Chemistry - Why Cu+ is unstable in aqueous medium?

Solution 1:

You are quite correct in that it appears at first sight that $\ce{Cu+}$ should be more stable than $\ce{Cu^2+}$, but in aqueous media it isn’t.

Stability in aqueous conditions depends on the hydration energy of the ions when they bond to the water molecules (an exothermic process).
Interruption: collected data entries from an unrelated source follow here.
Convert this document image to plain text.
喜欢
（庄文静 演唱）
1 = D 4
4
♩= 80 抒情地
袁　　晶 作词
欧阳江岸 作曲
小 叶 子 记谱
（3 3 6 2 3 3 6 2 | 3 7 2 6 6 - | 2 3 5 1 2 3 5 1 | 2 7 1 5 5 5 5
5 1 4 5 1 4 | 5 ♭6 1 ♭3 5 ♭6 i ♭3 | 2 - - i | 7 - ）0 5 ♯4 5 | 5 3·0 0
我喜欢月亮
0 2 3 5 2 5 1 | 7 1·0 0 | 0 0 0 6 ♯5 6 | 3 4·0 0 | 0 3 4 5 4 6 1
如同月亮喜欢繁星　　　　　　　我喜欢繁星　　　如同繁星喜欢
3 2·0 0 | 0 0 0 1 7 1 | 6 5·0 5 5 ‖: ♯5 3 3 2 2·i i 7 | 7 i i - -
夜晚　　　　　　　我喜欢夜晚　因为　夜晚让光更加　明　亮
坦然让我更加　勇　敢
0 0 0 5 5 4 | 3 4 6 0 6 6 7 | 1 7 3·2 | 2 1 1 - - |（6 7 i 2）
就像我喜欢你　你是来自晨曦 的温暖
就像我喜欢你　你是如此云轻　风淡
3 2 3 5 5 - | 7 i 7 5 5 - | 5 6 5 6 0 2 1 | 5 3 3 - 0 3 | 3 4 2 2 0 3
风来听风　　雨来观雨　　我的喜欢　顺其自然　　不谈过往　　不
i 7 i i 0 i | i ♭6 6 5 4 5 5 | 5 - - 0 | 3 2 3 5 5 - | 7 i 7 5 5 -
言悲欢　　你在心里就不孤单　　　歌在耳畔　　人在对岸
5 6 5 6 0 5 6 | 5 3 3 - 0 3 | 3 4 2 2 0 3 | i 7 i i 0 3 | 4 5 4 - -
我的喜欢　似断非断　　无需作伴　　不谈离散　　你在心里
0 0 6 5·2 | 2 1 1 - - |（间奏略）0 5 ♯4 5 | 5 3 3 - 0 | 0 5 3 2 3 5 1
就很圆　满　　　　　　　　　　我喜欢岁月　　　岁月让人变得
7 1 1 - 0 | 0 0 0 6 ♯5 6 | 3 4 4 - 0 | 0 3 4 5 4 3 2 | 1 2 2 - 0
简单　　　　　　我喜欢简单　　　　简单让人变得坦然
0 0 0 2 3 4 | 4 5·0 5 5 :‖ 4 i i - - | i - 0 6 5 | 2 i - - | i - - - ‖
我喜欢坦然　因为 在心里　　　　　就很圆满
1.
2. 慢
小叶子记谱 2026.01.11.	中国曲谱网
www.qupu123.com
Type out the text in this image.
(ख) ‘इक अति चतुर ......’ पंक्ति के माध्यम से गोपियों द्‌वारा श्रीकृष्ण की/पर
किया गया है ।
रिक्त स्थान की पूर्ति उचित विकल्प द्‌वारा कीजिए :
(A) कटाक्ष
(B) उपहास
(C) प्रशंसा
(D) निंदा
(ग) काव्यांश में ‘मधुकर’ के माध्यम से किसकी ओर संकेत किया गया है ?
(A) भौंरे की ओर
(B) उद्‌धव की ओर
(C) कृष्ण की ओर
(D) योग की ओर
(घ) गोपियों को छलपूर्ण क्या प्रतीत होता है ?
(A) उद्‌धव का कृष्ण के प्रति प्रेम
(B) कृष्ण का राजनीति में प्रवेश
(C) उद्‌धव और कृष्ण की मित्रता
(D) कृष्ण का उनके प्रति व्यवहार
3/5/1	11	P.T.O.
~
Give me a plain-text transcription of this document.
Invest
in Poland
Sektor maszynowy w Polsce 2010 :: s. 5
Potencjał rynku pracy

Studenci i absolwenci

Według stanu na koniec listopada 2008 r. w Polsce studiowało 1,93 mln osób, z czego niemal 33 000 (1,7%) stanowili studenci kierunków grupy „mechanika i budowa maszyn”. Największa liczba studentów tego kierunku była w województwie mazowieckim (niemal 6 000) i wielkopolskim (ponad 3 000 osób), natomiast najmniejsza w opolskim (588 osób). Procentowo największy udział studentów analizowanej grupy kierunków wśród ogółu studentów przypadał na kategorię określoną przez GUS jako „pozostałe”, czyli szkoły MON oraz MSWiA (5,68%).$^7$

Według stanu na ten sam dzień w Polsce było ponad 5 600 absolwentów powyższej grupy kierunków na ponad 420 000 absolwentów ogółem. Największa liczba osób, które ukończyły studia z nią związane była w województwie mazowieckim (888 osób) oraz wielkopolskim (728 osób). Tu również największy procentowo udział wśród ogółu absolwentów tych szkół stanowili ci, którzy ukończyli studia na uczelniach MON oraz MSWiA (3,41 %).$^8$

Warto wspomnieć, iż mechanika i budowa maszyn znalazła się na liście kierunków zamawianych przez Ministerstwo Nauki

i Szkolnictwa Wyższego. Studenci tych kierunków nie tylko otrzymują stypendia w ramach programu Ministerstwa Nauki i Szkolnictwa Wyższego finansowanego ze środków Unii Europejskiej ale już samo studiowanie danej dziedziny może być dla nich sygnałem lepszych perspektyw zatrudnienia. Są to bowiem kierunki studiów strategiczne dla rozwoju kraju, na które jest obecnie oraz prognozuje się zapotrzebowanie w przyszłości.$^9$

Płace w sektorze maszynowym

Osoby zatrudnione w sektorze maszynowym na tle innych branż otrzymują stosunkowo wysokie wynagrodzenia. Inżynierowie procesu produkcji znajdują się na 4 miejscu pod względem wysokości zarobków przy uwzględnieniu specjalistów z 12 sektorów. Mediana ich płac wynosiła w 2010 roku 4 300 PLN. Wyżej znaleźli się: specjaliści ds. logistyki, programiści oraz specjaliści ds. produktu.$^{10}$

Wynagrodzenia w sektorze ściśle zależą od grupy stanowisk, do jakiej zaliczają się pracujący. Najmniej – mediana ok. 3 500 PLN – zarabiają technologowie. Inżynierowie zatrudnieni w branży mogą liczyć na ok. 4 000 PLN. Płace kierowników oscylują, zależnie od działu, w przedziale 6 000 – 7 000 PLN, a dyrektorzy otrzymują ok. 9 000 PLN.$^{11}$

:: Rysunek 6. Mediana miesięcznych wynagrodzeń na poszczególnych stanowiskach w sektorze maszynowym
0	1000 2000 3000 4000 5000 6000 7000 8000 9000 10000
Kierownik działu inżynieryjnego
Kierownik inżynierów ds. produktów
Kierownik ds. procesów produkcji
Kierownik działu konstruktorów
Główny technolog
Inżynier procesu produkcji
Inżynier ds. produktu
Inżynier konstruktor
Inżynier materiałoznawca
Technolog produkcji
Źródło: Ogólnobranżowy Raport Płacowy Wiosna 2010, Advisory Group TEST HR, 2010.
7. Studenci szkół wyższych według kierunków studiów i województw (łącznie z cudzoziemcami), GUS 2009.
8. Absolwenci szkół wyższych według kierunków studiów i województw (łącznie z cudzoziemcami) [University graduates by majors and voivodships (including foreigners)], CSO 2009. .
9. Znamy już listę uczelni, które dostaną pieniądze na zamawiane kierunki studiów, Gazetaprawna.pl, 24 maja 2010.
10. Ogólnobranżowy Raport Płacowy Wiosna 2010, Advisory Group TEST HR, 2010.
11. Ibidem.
The $\ce{Cu^2+}$ ion has a greater charge density than the $\ce{Cu+}$ ion and so forms much stronger bonds releasing more energy.

The extra energy needed for the second ionisation of the copper is more than compensated for by the hydration, so much so that the $\ce{Cu+}$ ion loses an electron to become $\ce{Cu^2+}$ which can then release this hydration energy. A nearby $\ce{Cu+}$ ion is the most facile reduction target for the removed electron, which is why $\ce{Cu(s)}$ is also formed.

Hence, $\ce{Cu^2+}$ is more stable than $\ce{Cu+}$ in aqueous medium.

Solution 2:

While I agree generally with curiousbrain’s answer, I don’t think that the charge density alone is the culprit.

Rather, $\ce{Cu+}$ is a $\mathrm{d^{10}}$ ion which therefore has no real preference for any ligand shell — much like zinc(II). All 10 d-electrons will always populate antibonding orbitals with respect to the $\ce{M-OH2}$ coordinate bond, weakening them and creating a highly labile ligand sphere.

On the contrary, $\ce{Cu^2+}$ has a rather well defined strongly Jahn-Teller distorted octahedral ligand sphere. While the lower $\mathrm{d}_{xy}$, $\mathrm{d}_{xz}$, $\mathrm{d}_{yz}$ and $\mathrm{d}_{z^2}$ orbitals are antibonding[1] and fully populated, the very strongly antibonding $\mathrm{d}_{x^2 - y^2}$ orbital is only populated by a single electron, strengthening the copper-water interactions and making the ligand sphere less labile. This may well be a reason why the displacemen of an electron is favourable in aquaeous media.


[1]: If one looks at the orbital scheme of a typical octahedral complex, additionally includes π interactions between ligands and metal, and finally also considers the Jahn-Teller distortion, it becomes evident that all metal-centred orbitals are antibonding to a certain extent. However, $\mathrm{d}_{x^2-y^2}$ is much more strongly antibonding than all other d-orbitals.